A local property manager’s plan to build a garage along one of his rental homes in south Mitchell hit a snag on Monday during the city Planning and Zoning Commission meeting due to safety concerns.
Boyd Reimnitz, owner of Mid Dakota Properties, requested to construct a small garage along the east side of one of his rental properties, located at 719 S. Edmunds St., in hopes to resolve the flooding issues that have occurred in the basement of the home. After discussing the potential safety concerns and parking issues that could arise with the proposed garage, the Planning Commission moved to table the request, with the stipulation that Boyd Reimnitz must come up with an alternative plan to quell the flooding woes.
“The reason we want to build a garage there is because the basement apartment has flooded on multiple occasions since we bought the property,” Reimnitz said during Monday’s Planning Commission meeting at City Hall. “It’s a problem for us and the tenant.”
To construct the garage, Reimnitz needed the Planning Commission’s approval for a front-yard variance that’s 7 by 25 feet.
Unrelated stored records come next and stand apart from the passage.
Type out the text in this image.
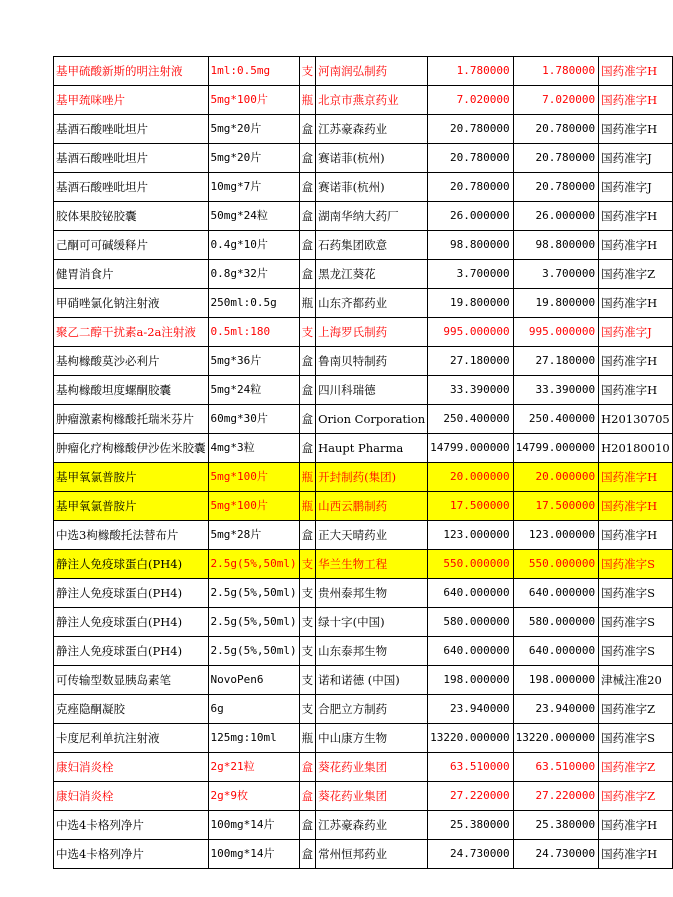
基甲硫酸新斯的明注射液	1ml:0.5mg	支	河南润弘制药	1.780000	1.780000	国药准字H
基甲巯咪唑片	5mg*100片	瓶	北京市燕京药业	7.020000	7.020000	国药准字H
基酒石酸唑吡坦片	5mg*20片	盒	江苏豪森药业	20.780000	20.780000	国药准字H
基酒石酸唑吡坦片	5mg*20片	盒	赛诺菲(杭州)	20.780000	20.780000	国药准字J
基酒石酸唑吡坦片	10mg*7片	盒	赛诺菲(杭州)	20.780000	20.780000	国药准字J
胶体果胶铋胶囊	50mg*24粒	盒	湖南华纳大药厂	26.000000	26.000000	国药准字H
己酮可可碱缓释片	0.4g*10片	盒	石药集团欧意	98.800000	98.800000	国药准字H
健胃消食片	0.8g*32片	盒	黑龙江葵花	3.700000	3.700000	国药准字Z
甲硝唑氯化钠注射液	250ml:0.5g	瓶	山东齐都药业	19.800000	19.800000	国药准字H
聚乙二醇干扰素a-2a注射液	0.5ml:180	支	上海罗氏制药	995.000000	995.000000	国药准字J
基枸橼酸莫沙必利片	5mg*36片	盒	鲁南贝特制药	27.180000	27.180000	国药准字H
基枸橼酸坦度螺酮胶囊	5mg*24粒	盒	四川科瑞德	33.390000	33.390000	国药准字H
肿瘤激素枸橼酸托瑞米芬片	60mg*30片	盒	Orion Corporation	250.400000	250.400000	H20130705
肿瘤化疗枸橼酸伊沙佐米胶囊	4mg*3粒	盒	Haupt Pharma	14799.000000	14799.000000	H20180010
基甲氧氯普胺片	5mg*100片	瓶	开封制药(集团)	20.000000	20.000000	国药准字H
基甲氧氯普胺片	5mg*100片	瓶	山西云鹏制药	17.500000	17.500000	国药准字H
中选3枸橼酸托法替布片	5mg*28片	盒	正大天晴药业	123.000000	123.000000	国药准字H
静注人免疫球蛋白(PH4)	2.5g(5%,50ml)	支	华兰生物工程	550.000000	550.000000	国药准字S
静注人免疫球蛋白(PH4)	2.5g(5%,50ml)	支	贵州泰邦生物	640.000000	640.000000	国药准字S
静注人免疫球蛋白(PH4)	2.5g(5%,50ml)	支	绿十字(中国)	580.000000	580.000000	国药准字S
静注人免疫球蛋白(PH4)	2.5g(5%,50ml)	支	山东泰邦生物	640.000000	640.000000	国药准字S
可传输型数显胰岛素笔	NovoPen6	支	诺和诺德 (中国)	198.000000	198.000000	津械注准20
克痤隐酮凝胶	6g	支	合肥立方制药	23.940000	23.940000	国药准字Z
卡度尼利单抗注射液	125mg:10ml	瓶	中山康方生物	13220.000000	13220.000000	国药准字S
康妇消炎栓	2g*21粒	盒	葵花药业集团	63.510000	63.510000	国药准字Z
康妇消炎栓	2g*9枚	盒	葵花药业集团	27.220000	27.220000	国药准字Z
中选4卡格列净片	100mg*14片	盒	江苏豪森药业	25.380000	25.380000	国药准字H
中选4卡格列净片	100mg*14片	盒	常州恒邦药业	24.730000	24.730000	国药准字H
However, Commission member Doug Molumby was concerned that vehicles parking in front of the garage would cause “safety issues” and likely obstruct part of the public sidewalk.
“The 7-foot part of the variance doesn’t leave enough room to park a car in front of the garage. If a car is sitting out in front of the garage, it would be covering the sidewalk,” Molumby said, noting the average size of a vehicle ranges from 13 to 15 feet.
Regarding the safety concerns, John Hegg, the city’s building inspector, said the vehicles “backing in and out” of the front side of the garage would be a pain and could get “dicey.”
A nearby property owner’s letter of disapproval submitted by Pam Bathke stated the proposed garage would make for a “limited view to check for individuals walking, running or biking along the sidewalk,” which she added could result in an accident.
Commission Chairman Jay Larson shared similar concerns with the proposed garage, noting he has a “real heartburn” over the 7-foot portion of the front-yard variance due to the potential parking issues that could arise.
“He’s got a real problem out there, but I don’t think the garage is the best solution,” Larson said.
As a suggestion, Molumby asked Reimnitz whether he would explore the possibility of raising the elevation of the concrete where the water is flowing into the home and removing the door that’s used to enter the basement.
While Reimnitz said he’s not opposed to coming up with an alternative plan such as the one Molumby pitched to remedy the flooding issues at the property, he noted the garage is the most ideal solution.
“I’m not going to stomp my feet and run out of here if you don’t approve of the garage. In a perfect world, that is what I’d like,” Reimnitz said. “The flooding comes from the north, south and east. Whatever we do, we will have to build a wall higher on the north side. We just need to do something there.”
Reimnitz noted he planned to add a step along the basement entry way to increase the elevation by 7.5 inches so that it’s level to the sidewalk.
City Attorney Justin Johnson reminded the Planning Commission that they have the option to table the request, which would allow Reimnitz to come back with an alternative option within a month. Johnson said tabling it would help Reimnitz avoid having to wait another six months to present an alternative plan to remedy the flooding, which Reimnitz said he will move forward with.